Капитан так же любезно ответил, что присутствие Амоса необходимо и уйти он не может, по крайней мере сейчас. Тогда Амос с улыбкой парировал: «Ах, так я под домашним арестом?!» Все весело засмеялись, и атмосфера сделалась чуть менее напряженной. Затем офицеры удалились, направившись в офис эксперта по налоговым вопросам Мартинелли, и Амос долгое время их не видел. Тем не менее этот опыт, случившийся с ним впервые, немало взволновал его.
В эти дни Элена с детьми отдыхала в горах, и отъезд ее произошел не в самой теплой атмосфере. С некоторого времени отношения между супругами оставляли желать лучшего. Элена стала довольно нетерпимо относиться к карьере мужа, его постоянному отсутствию и частым визитам коллег и сотрудников. Ведь они познакомились в маленьком провинциальном кафе, и она ждала чего угодно, кроме такого существования, беспокойного и полного забот и ответственности. Элена мечтала о простой и спокойной жизни, о том, чтобы муж был всегда рядом, а вовсе не о том, чтобы видеть себя на первых страницах газет и журналов и быть в постоянной осаде журналистов и фотографов. Все это не соответствовало ее характеру, было слишком утомительно. Постепенно она отдалялась от мужа, от его общественной и частной жизни, от его друзей, от его привычек, с каждым днем становившихся для нее все более невыносимыми.
Часто достижение одной мечты разбивает на мелкие кусочки другую: Амос реализовал то, о чем мечтал, и даже значительно больше, но теперь жизнь предъявила ему счет. Амос не замечал происходящего, а может быть, просто недооценивал проблему; поэтому он был до крайности поражен, когда однажды его позвала испуганная и встревоженная домработница: приходил судебный пристав и вручил ей какой-то, как ей показалось, очень важный документ. Все стало ясно через несколько секунд: Элена требовала развода. В течение нескольких дней Амос должен был освободить этот дом, дом, в который было столько вложено, который хранил множество нежных воспоминаний о первых шагах, сделанных его детьми, о первых произнесенных ими словах… Закон, несправедливый и устаревший закон, гнал его прочь из этих стен. Впредь между ним и его малышами будет воздвигнут тяжелый железный забор. Оскорбительное предписание предполагало смену замков и противоестественный запрет видеться с детьми в любое время, кроме того, что установит судья.
Для чего же тогда ему успех, слава, завоеванная такой дорогой ценой, ценой огромных жертв, лишений, усталости и бесконечных испытаний?! Все это внезапно стало бессмысленным. Амос испытывал ярость, отчаяние и доселе невиданное ощущение бессилия и неуверенности в себе. Он не плакал, не притворялся, не сходил с ума, но улыбка словно навсегда стерлась с его губ, и былой энтузиазм, восторг перед жизнью, перед музыкой, перед пением впервые покинули его. Он стал молчаливым, задумчивым и печальным.
Он купил небольшую квартиру неподалеку от дома своей семьи и поселился там.
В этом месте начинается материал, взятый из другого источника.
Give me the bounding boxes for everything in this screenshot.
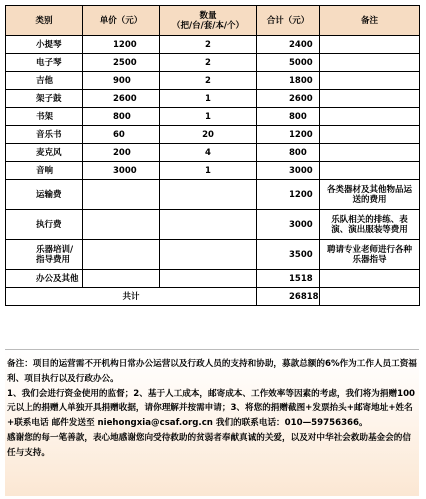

Любящая мать тут же бросилась приобретать для него все необходимое: кровать, стол, диван. В эту квартиру пришли навестить его и дети, потерянные, ничего не понимающие; тогда он попытался извлечь из глубин своей души остатки жизненной энергии: словно изгнанник, сосланный далеко от родины, он смиренно старался обустроить новую жизнь, но это было непросто.
Тем не менее присущие Амосу оптимизм и инстинкт самосохранения, просыпающийся в самые сложные жизненные моменты, а также любовь, любовь ко всему прекрасному, что есть вокруг и что составляет саму тайну нашего существования, день за днем, месяц за месяцем возрождали к жизни его умирающую от боли душу.
Прекрасным майским утром Амос проснулся от тепла солнечных лучей, скользивших по лицу, и внезапно почувствовал себя лучше. Один из лучей коснулся его руки, и это было словно нежное ободряющее рукопожатие. Он схватил ноутбук, включил его и стремительно написал:
Этим он будто говорил самому себе: «Ну уж нет! Хватит! Так быть не должно! Все не может закончиться таким образом! Ради моих собственных детей, ради мамы, бедной мамы, которая боролась за меня, надеялась, страдала, и вот плоды ее бесконечных лишений! Я обязан снова полюбить жизнь с прежней страстью, снова найти в себе непреодолимое желание познавать, жить и любить!»
Он решительно поднялся с постели, привел себя в порядок старательнее, чем обычно, и вышел из дома. Это было не просто началом нового дня: речь шла скорее о начале новой жизни.